In fact, GISS first exceeded 1°C in October 2015, so until then everything over 1°C is a monthly record. October was 1.07, so April is getting back to that. GISS 2016 went from 1.29°C in March to 1.11°C in April. The drop in GISS was higher than other indicators; TempLS mesh was down 0.075°C (China increased it); NCEP/NCAR down 0.15°C. For the lower troposphere, RSS was down about 0.09°C, UAH down 0.02°C.

The Arctic was cooler, and GISS is sensitive to that. Other regional changes were much as discussed in the TempLS post. As usual, I'll show the GISS map and the corresponding TempLS below the fold.

In other news, Arctic Sea Ice is still melting fast..

Sunday, May 8, 2016

Surface TempLS global temperature down 0.104°C in April

TempLS mesh, reported here (as of 8 May, 4263 stations, China still to arrive), was down from 1.032°C in March to 0.928 in April (base 1961-90). This is slightly smaller drop than the NCEP/NCAR index (0.15), but larger than the satellite reductions(UAH 0.02; RSS 0.09).

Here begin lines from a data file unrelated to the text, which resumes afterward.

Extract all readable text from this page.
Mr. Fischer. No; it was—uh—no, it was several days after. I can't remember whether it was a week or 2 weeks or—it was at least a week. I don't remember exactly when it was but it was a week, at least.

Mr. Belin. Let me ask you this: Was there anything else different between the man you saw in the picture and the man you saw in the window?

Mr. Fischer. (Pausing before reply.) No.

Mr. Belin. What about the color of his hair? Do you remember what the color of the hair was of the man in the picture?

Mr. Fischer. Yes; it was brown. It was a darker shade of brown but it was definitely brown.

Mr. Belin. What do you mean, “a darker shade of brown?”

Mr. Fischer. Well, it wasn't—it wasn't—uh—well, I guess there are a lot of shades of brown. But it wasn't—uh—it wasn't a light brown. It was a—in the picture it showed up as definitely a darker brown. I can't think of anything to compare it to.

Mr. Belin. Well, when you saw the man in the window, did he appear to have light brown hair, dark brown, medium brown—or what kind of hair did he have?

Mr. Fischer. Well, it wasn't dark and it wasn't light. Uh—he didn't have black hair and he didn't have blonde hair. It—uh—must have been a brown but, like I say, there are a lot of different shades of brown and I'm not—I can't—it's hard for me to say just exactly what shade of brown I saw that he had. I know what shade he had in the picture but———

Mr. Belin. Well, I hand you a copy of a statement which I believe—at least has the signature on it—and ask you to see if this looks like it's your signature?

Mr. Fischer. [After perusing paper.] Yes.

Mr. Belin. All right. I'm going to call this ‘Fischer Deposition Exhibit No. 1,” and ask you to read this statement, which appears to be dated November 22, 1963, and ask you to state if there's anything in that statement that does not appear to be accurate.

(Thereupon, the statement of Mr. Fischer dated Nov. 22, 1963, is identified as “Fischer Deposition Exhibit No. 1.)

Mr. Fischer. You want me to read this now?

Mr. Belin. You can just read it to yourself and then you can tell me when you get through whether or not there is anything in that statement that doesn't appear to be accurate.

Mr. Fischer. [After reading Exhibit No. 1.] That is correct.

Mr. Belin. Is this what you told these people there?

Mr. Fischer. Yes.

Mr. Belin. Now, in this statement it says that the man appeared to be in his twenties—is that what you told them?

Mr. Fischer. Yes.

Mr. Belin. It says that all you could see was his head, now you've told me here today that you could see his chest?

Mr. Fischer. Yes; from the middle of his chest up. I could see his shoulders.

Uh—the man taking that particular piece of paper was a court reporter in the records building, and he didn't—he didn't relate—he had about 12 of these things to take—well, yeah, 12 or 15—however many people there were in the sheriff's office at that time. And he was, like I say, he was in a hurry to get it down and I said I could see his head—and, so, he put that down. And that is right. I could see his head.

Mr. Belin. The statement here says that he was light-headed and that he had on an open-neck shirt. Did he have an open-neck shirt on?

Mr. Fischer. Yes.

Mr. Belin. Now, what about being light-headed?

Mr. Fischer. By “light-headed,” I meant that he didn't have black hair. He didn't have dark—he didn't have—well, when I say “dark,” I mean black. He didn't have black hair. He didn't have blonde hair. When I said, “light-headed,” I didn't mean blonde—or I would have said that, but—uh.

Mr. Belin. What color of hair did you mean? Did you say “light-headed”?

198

TempLS grid dropped by more (0.136°C), which is similar to NCEP/NCAR.

The spherical harmonics map is here:



Again unusually warm in Russia and W North America (except Labrador strait region). Not so warm in Arctic, cold over Hudson's Bay.

In the attributions plot, the main point of interest is that SST has risen again. The land pattern is similar to recent, but more subdued.

In other news, JAXA Arctic Sea Ice shows continued melting and record low levels; since mid April the margin between it and previous years has become quite marked.





Tuesday, May 3, 2016

April global NCEP/NCAR down by 0.15°C; still fourth warmest month

The NCEP/NCAR index that I calculate from their reanalysis was down by 0.147°C in April, from 0.783°C to 0.636 (anomaly base 1994-2013). That is then down 0.2°C from February, and coolest for 2016, but it still warmer than any month before 2016.

Temperatures have been stable near that average level since about March 10, after some very high earlier peaks. There was this time less warmth in the Arctic (except Greenland), but a broad band of warmth through Siberia, Eastern Europe, into Africa. Cold in NE Canada; patchy in Antarctica.

Among other reports, Karsten has GFS surface down from 0.794°C to 0.706°C. Roy Spencer has UAH 6 lower troposphere down slightly, from 0.73 to 0.71°C. ENSO numbers are down, and if you watch the ENSO movie of recent weeks, you can see the equatorial jet turning to cool.